Of all the scary shit that has happened in the past seven and a half years -- the stolen election, the people crashing planes into buildings, the "suspension" of civil liberties, the trumped-up intelligence, the misbegotten war, the failure to plan for entirely foreseeable events, the insistence on "staying the course" when any hope of success is gone and on sacrificing human lives to avoid embarrassment, the contempt for international institutions, the illegal domestic spying, the politicization of every arm of the executive branch -- the one that I can never quite forget about while I'm watching The Office, the one that has turned into a persistent hum of terror at the back of my head, is the indefinite detention of hundreds of foreign nationals on little or no evidence without trial or appeal, also known as "Guantanamo Bay." I often find myself trying to avoid reading about it, it scares me so much.

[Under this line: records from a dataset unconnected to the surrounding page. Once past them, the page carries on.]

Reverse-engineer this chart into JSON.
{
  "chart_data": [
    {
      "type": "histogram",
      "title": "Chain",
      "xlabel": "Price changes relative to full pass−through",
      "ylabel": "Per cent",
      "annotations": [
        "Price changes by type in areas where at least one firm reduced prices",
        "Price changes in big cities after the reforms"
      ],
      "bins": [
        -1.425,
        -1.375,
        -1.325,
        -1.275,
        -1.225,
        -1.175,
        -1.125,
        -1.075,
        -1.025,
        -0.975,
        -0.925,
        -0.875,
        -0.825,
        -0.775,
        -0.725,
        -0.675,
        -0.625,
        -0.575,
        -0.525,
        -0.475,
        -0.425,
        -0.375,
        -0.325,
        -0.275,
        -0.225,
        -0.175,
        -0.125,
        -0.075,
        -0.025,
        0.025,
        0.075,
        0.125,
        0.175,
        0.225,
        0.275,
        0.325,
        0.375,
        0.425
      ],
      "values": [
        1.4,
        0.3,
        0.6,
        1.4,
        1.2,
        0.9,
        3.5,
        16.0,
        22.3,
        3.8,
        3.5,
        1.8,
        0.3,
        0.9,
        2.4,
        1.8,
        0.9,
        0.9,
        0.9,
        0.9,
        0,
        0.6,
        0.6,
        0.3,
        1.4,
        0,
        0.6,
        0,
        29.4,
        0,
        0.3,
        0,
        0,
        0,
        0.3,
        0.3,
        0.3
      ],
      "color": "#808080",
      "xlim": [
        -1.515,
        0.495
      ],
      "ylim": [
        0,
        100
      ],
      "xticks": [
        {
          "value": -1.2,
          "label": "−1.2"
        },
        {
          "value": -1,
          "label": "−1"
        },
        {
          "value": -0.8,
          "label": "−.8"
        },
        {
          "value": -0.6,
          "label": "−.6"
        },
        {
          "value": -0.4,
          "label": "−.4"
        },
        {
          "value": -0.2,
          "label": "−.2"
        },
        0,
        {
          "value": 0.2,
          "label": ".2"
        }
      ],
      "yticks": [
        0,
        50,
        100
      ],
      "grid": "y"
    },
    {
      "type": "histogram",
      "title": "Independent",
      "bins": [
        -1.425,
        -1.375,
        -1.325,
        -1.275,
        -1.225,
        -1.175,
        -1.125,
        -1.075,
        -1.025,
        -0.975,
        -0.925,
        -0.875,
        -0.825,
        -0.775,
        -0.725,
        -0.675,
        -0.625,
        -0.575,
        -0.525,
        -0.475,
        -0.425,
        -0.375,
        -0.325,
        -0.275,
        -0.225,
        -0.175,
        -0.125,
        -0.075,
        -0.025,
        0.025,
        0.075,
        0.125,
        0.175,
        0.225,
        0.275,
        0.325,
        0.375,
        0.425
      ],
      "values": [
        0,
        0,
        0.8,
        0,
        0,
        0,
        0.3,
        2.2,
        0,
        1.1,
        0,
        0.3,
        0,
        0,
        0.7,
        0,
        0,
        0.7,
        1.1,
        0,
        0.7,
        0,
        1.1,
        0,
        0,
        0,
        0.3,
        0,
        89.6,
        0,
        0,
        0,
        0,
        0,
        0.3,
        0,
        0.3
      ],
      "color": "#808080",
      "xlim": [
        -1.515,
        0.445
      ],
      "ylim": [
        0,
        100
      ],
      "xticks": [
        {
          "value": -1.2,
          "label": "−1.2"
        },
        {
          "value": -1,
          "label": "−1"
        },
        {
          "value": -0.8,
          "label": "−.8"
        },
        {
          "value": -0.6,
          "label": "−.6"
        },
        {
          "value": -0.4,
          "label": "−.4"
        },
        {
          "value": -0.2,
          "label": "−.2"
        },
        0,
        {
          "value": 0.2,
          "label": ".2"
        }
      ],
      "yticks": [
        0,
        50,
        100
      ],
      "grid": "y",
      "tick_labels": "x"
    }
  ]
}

Here's a Peabody Award-winning episode of This American Life, originally broadcast last year, about what happens at Guantanamo and how we got to this sorry pass. (I guess they're taking another break from documenting liberal upper-middle-class existence.) It includes interviews with two former detainees. (Ira Glass begins the program by pointing out how rarely we see interviews with ex-Guantanamo inmates on TV or in the paper.) You can download it to your iPod or read the transcript. It will make you think about Kafka's The Trial, and about Orwell's 1984, and about the stories we used to hear about the USSR, and about what the hell has happened to this country.